Using MAX text or more specific, smaller type
Should I always use
(n)varchar(max)
for text columns?
No.
For SQL Server, the max
data types should only be specified when there is no alternative. One should instead choose the correct base type (varchar
or nvarchar
) and specify an explicit maximum length that is appropriate to the data to be stored.
Physical storage is identical whether the column is typed as varchar(n)
or varchar(max)
, so that is not the concern.
The reasons to not choose (n)varchar(max)
everywhere revolve around features, plan quality, and performance.
An exhaustive list is probably not practical, but among other things, max
columns:
Features
- Require a separate constraint to enforce a maximum length
- Cannot be a key in an index (so no unique constraints either)
- May prevent online DDL (including index rebuilds and adding a new non-null column)
- Are generally not supported for 'newer' features e.g. columnstore
- See the product documentation for more specific features and limitations. The general pattern is that there are awkward limitations and restrictions around
max
data types. Not all limitations and side-effects are documented.
Performance
- Require special handling in the execution engine, to account for the potentially very large size. Typically, this involves using a less efficient code path, with a streaming interface
- May have similar unanticipated consequences for external code (and other SQL Server components like SSIS), which must also be prepared to handle data up to 2GB in size
- Are assumed to be 4000 bytes wide in memory grant calculations. This is likely to lead to excessive memory reservation, which limits concurrency, and pushes valuable index and data pages out of cache memory
- Disable several important performance optimizations
- May extend lock duration
- May prevent the optimizer choosing a (non-dynamic) seek plan
- Prevent filters being pushed into scans and seeks as a residual
- May increase tempdb pressure and contention (version dependant), since variables and parameters are also likely to be typed as
max
to match column definitions
In summary, there are so many subtle (and undesirable) side effects of unnecessarily using the max
specifier that it makes no sense to do this. The minor 'convenience' of using a single declaration is no sort of compensation.
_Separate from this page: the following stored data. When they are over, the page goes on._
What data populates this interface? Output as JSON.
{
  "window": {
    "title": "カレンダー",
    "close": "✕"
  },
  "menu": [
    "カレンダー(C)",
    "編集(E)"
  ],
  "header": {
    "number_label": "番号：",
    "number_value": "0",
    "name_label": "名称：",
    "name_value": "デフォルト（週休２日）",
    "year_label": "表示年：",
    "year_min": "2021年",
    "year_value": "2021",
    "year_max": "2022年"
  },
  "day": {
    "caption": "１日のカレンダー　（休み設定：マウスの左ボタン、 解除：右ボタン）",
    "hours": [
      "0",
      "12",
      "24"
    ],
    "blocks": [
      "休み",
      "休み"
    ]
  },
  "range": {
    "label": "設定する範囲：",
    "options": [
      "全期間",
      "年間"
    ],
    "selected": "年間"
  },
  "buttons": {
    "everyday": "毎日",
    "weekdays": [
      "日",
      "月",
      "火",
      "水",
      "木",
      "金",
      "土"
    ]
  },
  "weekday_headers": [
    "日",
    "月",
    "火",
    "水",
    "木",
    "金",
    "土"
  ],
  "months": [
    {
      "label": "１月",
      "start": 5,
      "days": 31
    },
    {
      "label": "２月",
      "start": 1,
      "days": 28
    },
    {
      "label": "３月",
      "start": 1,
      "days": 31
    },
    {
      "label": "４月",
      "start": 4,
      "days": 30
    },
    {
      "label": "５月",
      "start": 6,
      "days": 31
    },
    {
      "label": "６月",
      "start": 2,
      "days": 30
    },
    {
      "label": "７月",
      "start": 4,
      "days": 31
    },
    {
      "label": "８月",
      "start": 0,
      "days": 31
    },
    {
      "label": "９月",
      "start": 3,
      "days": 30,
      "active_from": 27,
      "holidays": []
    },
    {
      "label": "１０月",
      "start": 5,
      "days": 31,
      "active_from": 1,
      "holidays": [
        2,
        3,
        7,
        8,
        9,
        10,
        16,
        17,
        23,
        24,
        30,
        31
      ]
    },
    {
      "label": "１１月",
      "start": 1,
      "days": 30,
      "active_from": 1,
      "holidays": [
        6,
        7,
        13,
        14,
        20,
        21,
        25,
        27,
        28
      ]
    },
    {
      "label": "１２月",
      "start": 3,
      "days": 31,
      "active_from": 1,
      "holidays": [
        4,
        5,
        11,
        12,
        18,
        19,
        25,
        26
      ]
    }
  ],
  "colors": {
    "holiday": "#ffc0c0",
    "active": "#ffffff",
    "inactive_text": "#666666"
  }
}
Evaluate each type in context, use the correct base type (varchar
or nvarchar
), and a sensible explicit length.
Further reading:
- Performance comparison of varchar(max) vs. varchar(n) by Remus Rusanu
- Read Committed and Large Objects by Craig Freedman
- Capacity planning for tempdb
- Deletes that split pages and forwarded ghosts (me)
This is going to read like a paranoid's answer, but there aren't only storage and performance considerations.
The database itself doesn't control its clients, and clients can't be assumed to always securely insert user input - even if a database is designed to be used only with a .net application that uses Entity Framework to encapsulate transactions and ensure parameterized queries are systematically used, you cannot know that it's always going to be the case.
I wouldn't know exactly how to do this, but by making all text fields varchar(max)
, if a client has Bobby Tables issues and/or your stored procedures' parameters are also varchar(max)
, then you're making it easier for an attacker to come up with a valid but cleverly evil parameter value that can do things that clients aren't supposed to be doing - whatever that is.
By limiting the length to what you actually need, you're not shielding yourself from these clever attacks (I'm not even sure what it's actually called, I just remember reading about it a while back), but you're not saying "go ahead, try to give me a 2GB script to run" either.